William Demant may buy troubled HearUSA

David Kirkwood
May 24, 2011

WEST PALM BEACH, FL—The fate of HearUSA, one of the nation’s largest and oldest networks of audiology practices, remained up in the air this week following the West Palm Beach-based company’s voluntary filing under Chapter 11 of the US Bankruptcy Code.

Acting under section 363 of the Bankruptcy Code, HearUSA announced on May 16 that it had named William Demant as “stalking horse” bidder. That means that the Danish parent company of Oticon, Maico, Bernafon, and Interacoustics, will be able to make the first bid for HearUSA’s assets, which are estimated at $80 million. The contract with Demant requires bankruptcy court approval of auction procedures by June 6 and the completion of the auction by July 18. The hearing for approval of the sale must occur by July 19.

Demant will provide $10 million in financing for the Chapter 11 case. If it turns out to be the buyer, the debt will be assumed as part of the purchase price. However, there is no guarantee that Demant will prevail. There will be a competitive bidding process and another company might outbid Demant to acquire HearUSA.

One possible rival is Siemens Hearing, which owns 14% of HearUSA’s common stock and has been deeply involved with the publicly owned company for many years. In return for a $50 million revolving credit, HearUSA, which owns 134 hearing care centers in 10 states, has been purchasing 90% of its hearing aids from Siemens.

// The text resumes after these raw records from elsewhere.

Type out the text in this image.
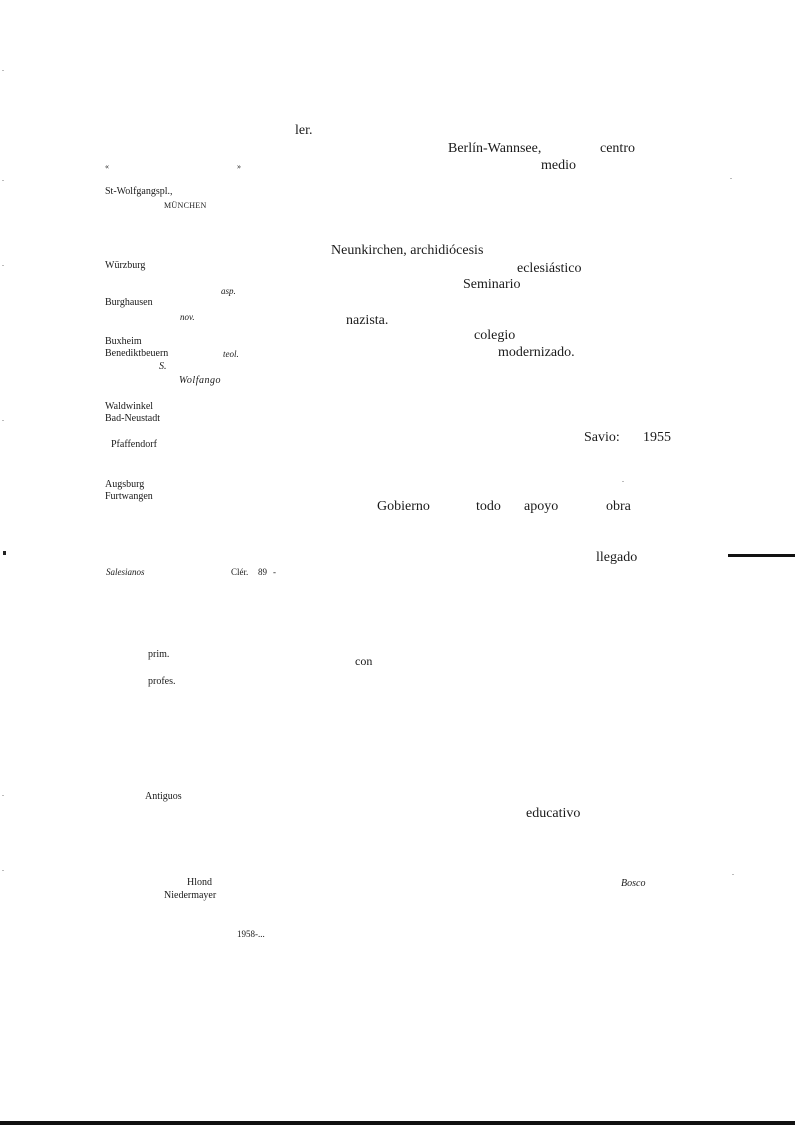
ler.
Berlín-Wannsee,	centro
medio
Neunkirchen, archidiócesis
eclesiástico
Seminario
nazista.
colegio
modernizado.
Savio: 1955
Gobierno	todo apoyo	obra
llegado
con
educativo
Bosco
«	»
St-Wolfgangspl.,
MÜNCHEN
Würzburg
asp.
Burghausen
nov.
Buxheim
Benediktbeuern	teol.
S.
Wolfango
Waldwinkel
Bad-Neustadt
Pfaffendorf
Augsburg
Furtwangen
Salesianos	Clér. 89 -
prim.
profes.
Antiguos
Hlond
Niedermayer
1958-...
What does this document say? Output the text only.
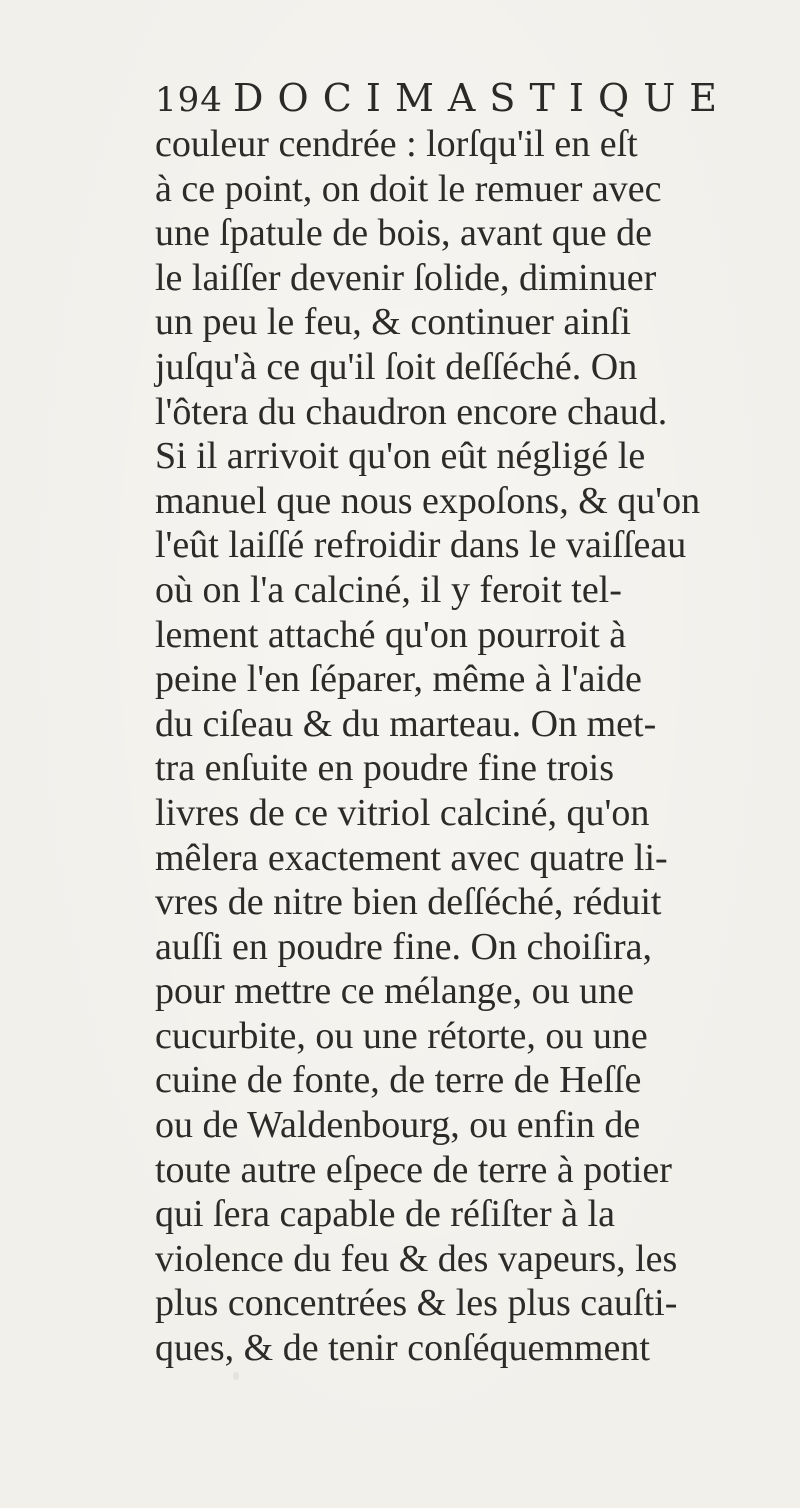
194 DOCIMASTIQUE
couleur cendrée : lorſqu'il en eſt
à ce point, on doit le remuer avec
une ſpatule de bois, avant que de
le laiſſer devenir ſolide, diminuer
un peu le feu, & continuer ainſi
juſqu'à ce qu'il ſoit deſſéché. On
l'ôtera du chaudron encore chaud.
Si il arrivoit qu'on eût négligé le
manuel que nous expoſons, & qu'on
l'eût laiſſé refroidir dans le vaiſſeau
où on l'a calciné, il y feroit tel-
lement attaché qu'on pourroit à
peine l'en ſéparer, même à l'aide
du ciſeau & du marteau. On met-
tra enſuite en poudre fine trois
livres de ce vitriol calciné, qu'on
mêlera exactement avec quatre li-
vres de nitre bien deſſéché, réduit
auſſi en poudre fine. On choiſira,
pour mettre ce mélange, ou une
cucurbite, ou une rétorte, ou une
cuine de fonte, de terre de Heſſe
ou de Waldenbourg, ou enfin de
toute autre eſpece de terre à potier
qui ſera capable de réſiſter à la
violence du feu & des vapeurs, les
plus concentrées & les plus cauſti-
ques, & de tenir conſéquemment
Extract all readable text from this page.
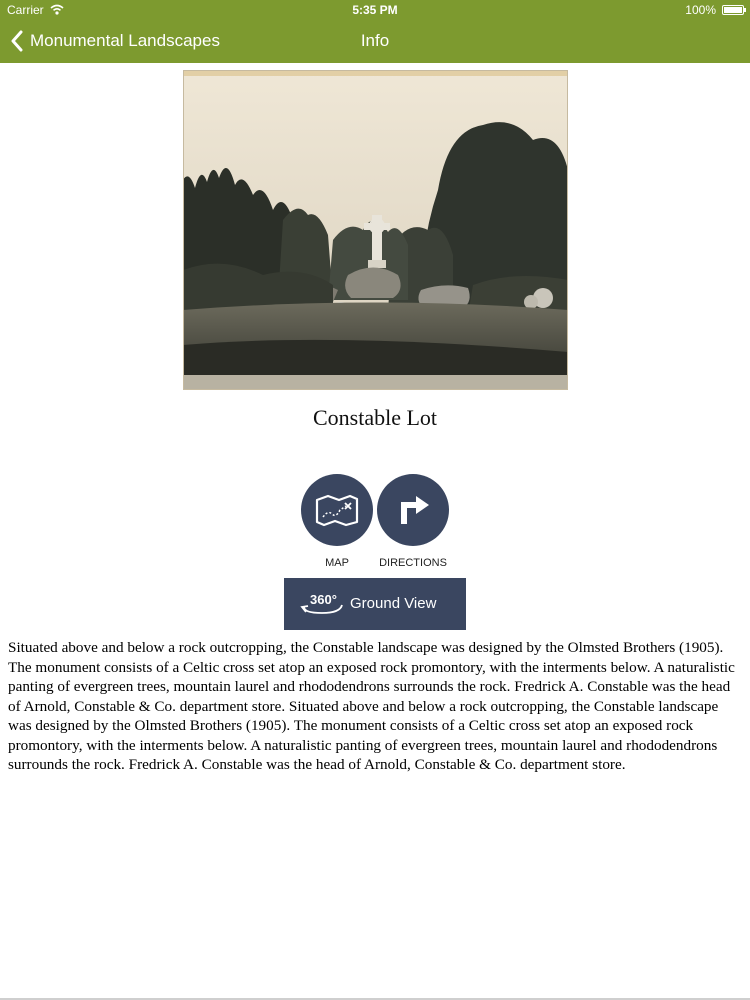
Carrier	5:35 PM	100%
Monumental Landscapes	Info
Constable Lot
MAP	DIRECTIONS
360° Ground View
Situated above and below a rock outcropping, the Constable landscape was designed by the Olmsted Brothers (1905). The monument consists of a Celtic cross set atop an exposed rock promontory, with the interments below. A naturalistic panting of evergreen trees, mountain laurel and rhododendrons surrounds the rock. Fredrick A. Constable was the head of Arnold, Constable & Co. department store. Situated above and below a rock outcropping, the Constable landscape was designed by the Olmsted Brothers (1905). The monument consists of a Celtic cross set atop an exposed rock promontory, with the interments below. A naturalistic panting of evergreen trees, mountain laurel and rhododendrons surrounds the rock. Fredrick A. Constable was the head of Arnold, Constable & Co. department store.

According to HearUSA, Siemens precipitated the bankruptcy filing by terminating the credit agreement and demanding immediate payment as the result of a dispute over proceeds from the sale of HearUSA’s Canadian business in 2009. Siemens told HearUSA that it must repay an additional $3.2 million by the end of January 2011.

HearUSA, which contended that it was current on its payments, responded by suing Siemens in New York State Supreme Court.

 

CEO STEPS DOWN

In the wake of HearUSA’s financial woes, Stephen J. Hansbrough has resigned as chairman and CEO, and Gino Chouinard, the president and COO, took over as interim CEO.

Chouinard said, “We believe the financing agreement with William Demant will provide the resources we need to satisfy our obligations to employees, suppliers, and customers, and to meet our obligations under our managed care contracts. We are committed to make this a seamless process for all of our stakeholders.”

In addition, because of its Chapter 11 filing, HearUSA was delisted from the American Stock Exchange. Its final closing price on May 16 was 34 cents, down from an all-time high of $67.50 in 1996.

The company reported a net operating loss of $2.6 million in 2010 on revenues of $83.5 million. In the first quarter of 2011, it reported losing $2.25 million on sales of $14.8 million. The company, which was established in 1986 as HearX, lost money during most of its 25 years.